В эти дни в Одессе жил Александр Федоров, известный русский поэт. Он увидел перевод «Ворона», пригласил меня к себе, ободрил меня и представил редактору газеты «Одесский листок». Я спросил последнего: «Стали бы вы публиковать мои корреспонденции из-за границы?» И получил ответ: «Возможно. При двух условиях: если вы будете писать из столицы, в которой у нас нет другого корреспондента, и если не будете писать глупостей».
У него были корреспонденты во всех европейских столицах, за исключением Берна и Рима. Мама просила: «Только не в Рим! Поезжай с Богом, раз ты уж решил оставить гимназию, но на худой конец в Берн, там среди студентов есть дети наших знакомых».
Кстати, среди прочих волшебных сказок, которыми незаслуженно разукрасили летопись моей жизни, слышал я и такую, будто меня «исключили» из гимназии. Боюсь, что если бы я не оставил тогда ее, в конце концов меня бы действительно выгнали, но случайно я ушел из нее по своей доброй воле еще до этого неотвратимого события.
Ибо мне атмосфера гимназии опротивела, и я решил оставить ее при первой же возможности, даже не закончив курса. Жестоко боролся я за это решение с членами своей семьи, родственниками и знакомыми. Молодой читатель не поймет, что значила «гимназия» в глазах еврейского общества сорок лет тому назад: аттестат зрелости — университет — право жительства вне «черты», — короче говоря, человеческая, а не собачья жизнь. А я уже ученик седьмого класса, еще полтора года, и я смогу надеть синюю фуражку и черную тужурку студента. Что за безумие пожертвовать такими возможностями и разрушить их, и, прежде всего, Бога ради, почему?
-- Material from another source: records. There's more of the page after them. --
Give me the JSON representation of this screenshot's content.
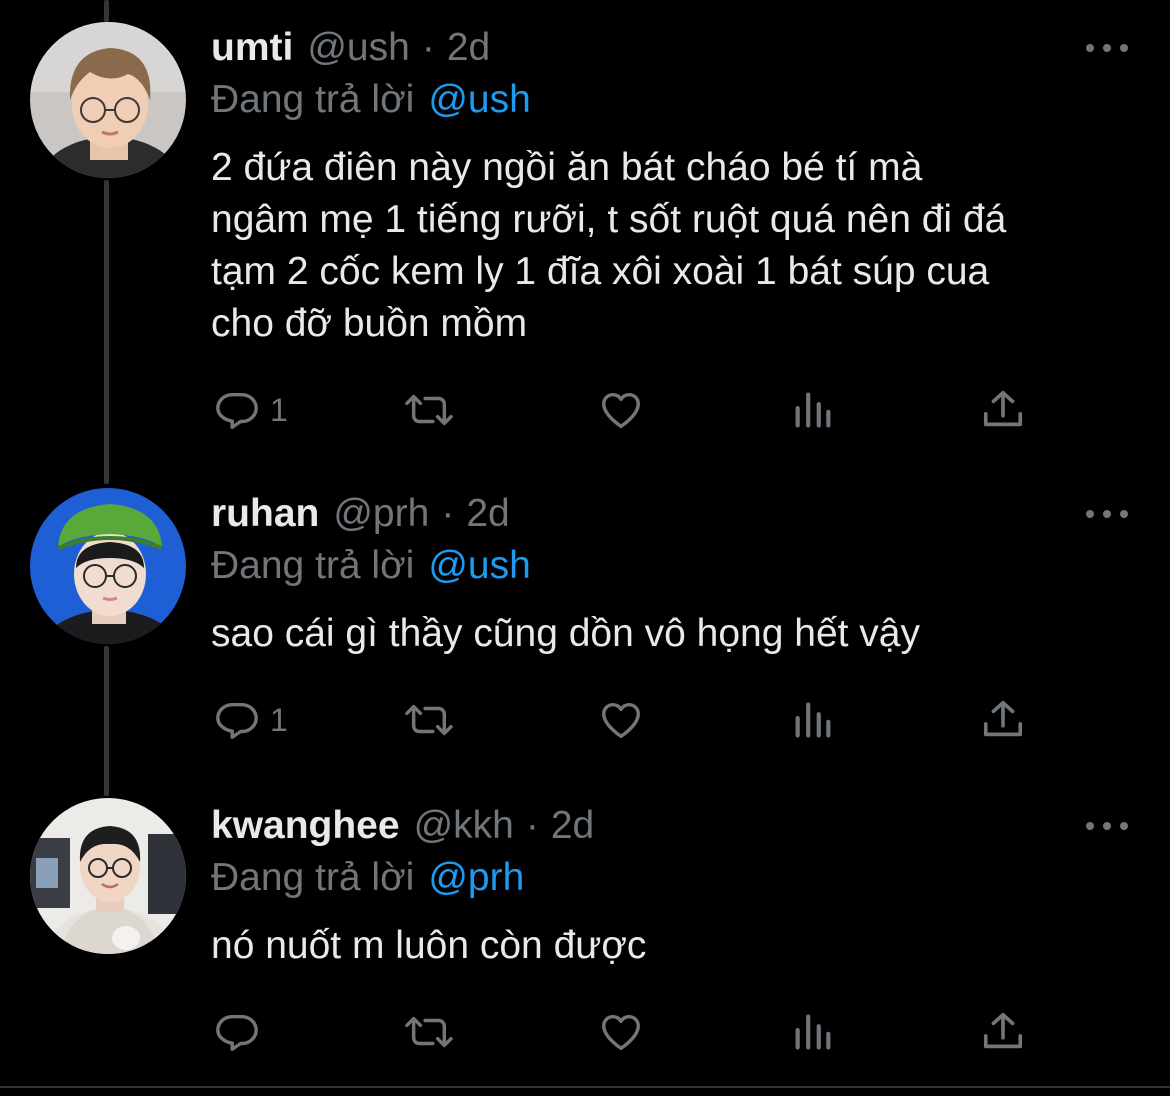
{
  "tweets": [
    {
      "name": "umti",
      "handle": "@ush",
      "dot": "·",
      "time": "2d",
      "replying_label": "Đang trả lời",
      "replying_to": "@ush",
      "text_lines": [
        "2 đứa điên này ngồi ăn bát cháo bé tí mà",
        "ngâm mẹ 1 tiếng rưỡi, t sốt ruột quá nên đi đá",
        "tạm 2 cốc kem ly 1 đĩa xôi xoài 1 bát súp cua",
        "cho đỡ buồn mồm"
      ],
      "reply_count": "1",
      "avatar": "photo-glasses-light-background"
    },
    {
      "name": "ruhan",
      "handle": "@prh",
      "dot": "·",
      "time": "2d",
      "replying_label": "Đang trả lời",
      "replying_to": "@ush",
      "text_lines": [
        "sao cái gì thầy cũng dồn vô họng hết vậy"
      ],
      "reply_count": "1",
      "avatar": "photo-green-hat-blue-background"
    },
    {
      "name": "kwanghee",
      "handle": "@kkh",
      "dot": "·",
      "time": "2d",
      "replying_label": "Đang trả lời",
      "replying_to": "@prh",
      "text_lines": [
        "nó nuốt m luôn còn được"
      ],
      "reply_count": "",
      "avatar": "photo-white-hoodie"
    }
  ],
  "icons": {
    "reply": "reply-bubble-icon",
    "retweet": "retweet-icon",
    "like": "heart-icon",
    "views": "views-bar-chart-icon",
    "share": "share-upload-icon",
    "more": "more-dots-icon"
  },
  "colors": {
    "background": "#000000",
    "text": "#e7e9ea",
    "muted": "#71767b",
    "mention": "#1d9bf0",
    "thread_line": "#333639"
  }
}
Хоть убейте меня, я не знал почему. Потому. И, быть может, нет объяснения тайнам хотения, которое более точно выражало бы их, чем «потому».
Де Монзи, известный французский политик и друг сионизма, однажды сказал мне: «Я понимаю в сионизме все, кроме постановки вопроса о языке». И он привел мне с большой аналитической силой и превосходной логикой множество убедительных аргументов против древнееврейского языка, который разрушает всякую связь между мировой культурой и «народом, который создал эту культуру». Я искал удовлетворительный ответ, не нашел и ответил: «И все-таки древнееврейский язык. Почему? Потому». Де Монзи воздел руки горе и сказал: «Теперь я понял. Вы правы. Страсть, не поддающаяся объяснению, выше всяких объяснений».
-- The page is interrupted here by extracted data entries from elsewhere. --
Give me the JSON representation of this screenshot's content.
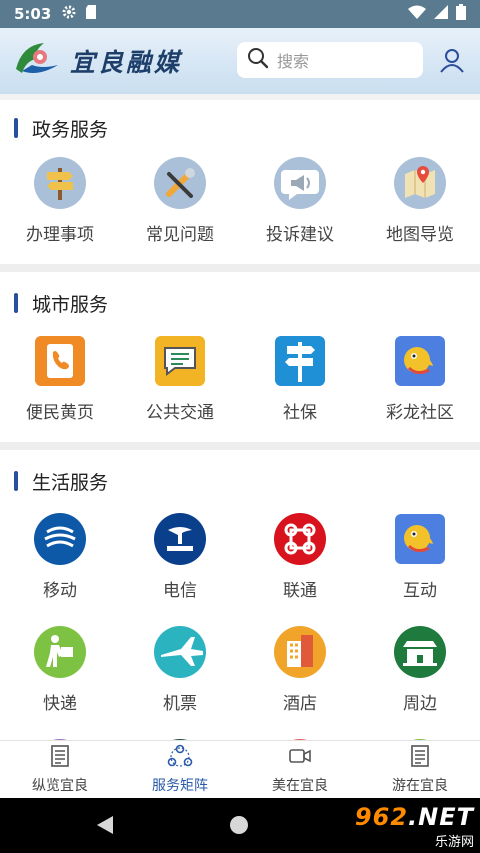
{
  "status_bar": {
    "time": "5:03"
  },
  "header": {
    "logo_text": "宜良融媒",
    "search_placeholder": "搜索"
  },
  "sections": [
    {
      "title": "政务服务",
      "items": [
        {
          "label": "办理事项",
          "icon": "signpost-icon"
        },
        {
          "label": "常见问题",
          "icon": "tools-icon"
        },
        {
          "label": "投诉建议",
          "icon": "megaphone-icon"
        },
        {
          "label": "地图导览",
          "icon": "map-icon"
        }
      ]
    },
    {
      "title": "城市服务",
      "items": [
        {
          "label": "便民黄页",
          "icon": "phonebook-icon"
        },
        {
          "label": "公共交通",
          "icon": "message-icon"
        },
        {
          "label": "社保",
          "icon": "direction-sign-icon"
        },
        {
          "label": "彩龙社区",
          "icon": "dragon-icon"
        }
      ]
    },
    {
      "title": "生活服务",
      "items": [
        {
          "label": "移动",
          "icon": "china-mobile-icon"
        },
        {
          "label": "电信",
          "icon": "china-telecom-icon"
        },
        {
          "label": "联通",
          "icon": "china-unicom-icon"
        },
        {
          "label": "互动",
          "icon": "dragon-icon"
        },
        {
          "label": "快递",
          "icon": "courier-icon"
        },
        {
          "label": "机票",
          "icon": "airplane-icon"
        },
        {
          "label": "酒店",
          "icon": "hotel-icon"
        },
        {
          "label": "周边",
          "icon": "landmark-icon"
        }
      ]
    }
  ],
  "bottom_nav": [
    {
      "label": "纵览宜良",
      "icon": "news-icon",
      "active": false
    },
    {
      "label": "服务矩阵",
      "icon": "network-icon",
      "active": true
    },
    {
      "label": "美在宜良",
      "icon": "video-icon",
      "active": false
    },
    {
      "label": "游在宜良",
      "icon": "news-icon",
      "active": false
    }
  ],
  "watermark": {
    "main": "962",
    "suffix": ".NET",
    "sub": "乐游网"
  },
  "colors": {
    "accent": "#2a4f9b",
    "active_nav": "#2a5aa8",
    "status_bar": "#5a7b8f"
  }
}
Не следовало бы вспоминать об упорном характере народа, собираясь всего лишь поведать о подростке, улизнувшем из школы. Но это был не единственный случай в моей жизни, когда я покорялся необъяснимому «потому», и я не раскаиваюсь.
Был у меня в Одессе дядя, старший брат матери, дядя Абрам, состоятельный коммерсант, знаток древнееврейского языка и бритый маскил, человек умный и многоопытный. Он — единственный из всех родственников — ни разу не спросил меня «почему?», но в канун моего отъезда, когда я зашел проститься с ним, сказал мне вещь очень разумную и полезную:
— Я слышал, что ты хочешь стать писателем и ради этого избрал странный путь. Это не мое дело. Но вот что ты должен помнить: если ты преуспеешь, все согласно станут уверять, что ты умница, а если не повезет, скажут: «невежда, и мы всегда знали, что он просто дурак».
Весной 1898 года я оставил гимназию и отправился в Швейцарию, и этим завершился период моей юности и созревания. Было мне 17 лет, был я не очень «симпатичный», ибо склонялся к парадоксам и позе и имел преувеличенное мнение о себе, и не было у меня плана или линии в жизни, одна лишь жажда жить.
Берн и Рим
Я проехал через Подолию и Галицию, третьим классом, разумеется. Поезд полз, словно черепаха, останавливаясь во всех местечках. На всех станциях, днем и ночью, в вагон входили евреи; на перегонах между Раздельной и Веной количество слышанного на языке идиш было больше, чем за все прошлые годы моей жизни. Не все я понимал, но впечатление было сильным и горестным. В поезде я впервые соприкоснулся с гетто, своими глазами увидел его ветхость и упадок, услышал его рабский юмор, который довольствовался вышучиванием ненавистного врага вместо бунта… Теперь, состарившись, я научился различать под покровом этого пресмыкательства и насмешки достаточную степень гордости и смелости; тогда я не знал этого, тогда я склонял голову и молча вопрошал себя: и это наш народ?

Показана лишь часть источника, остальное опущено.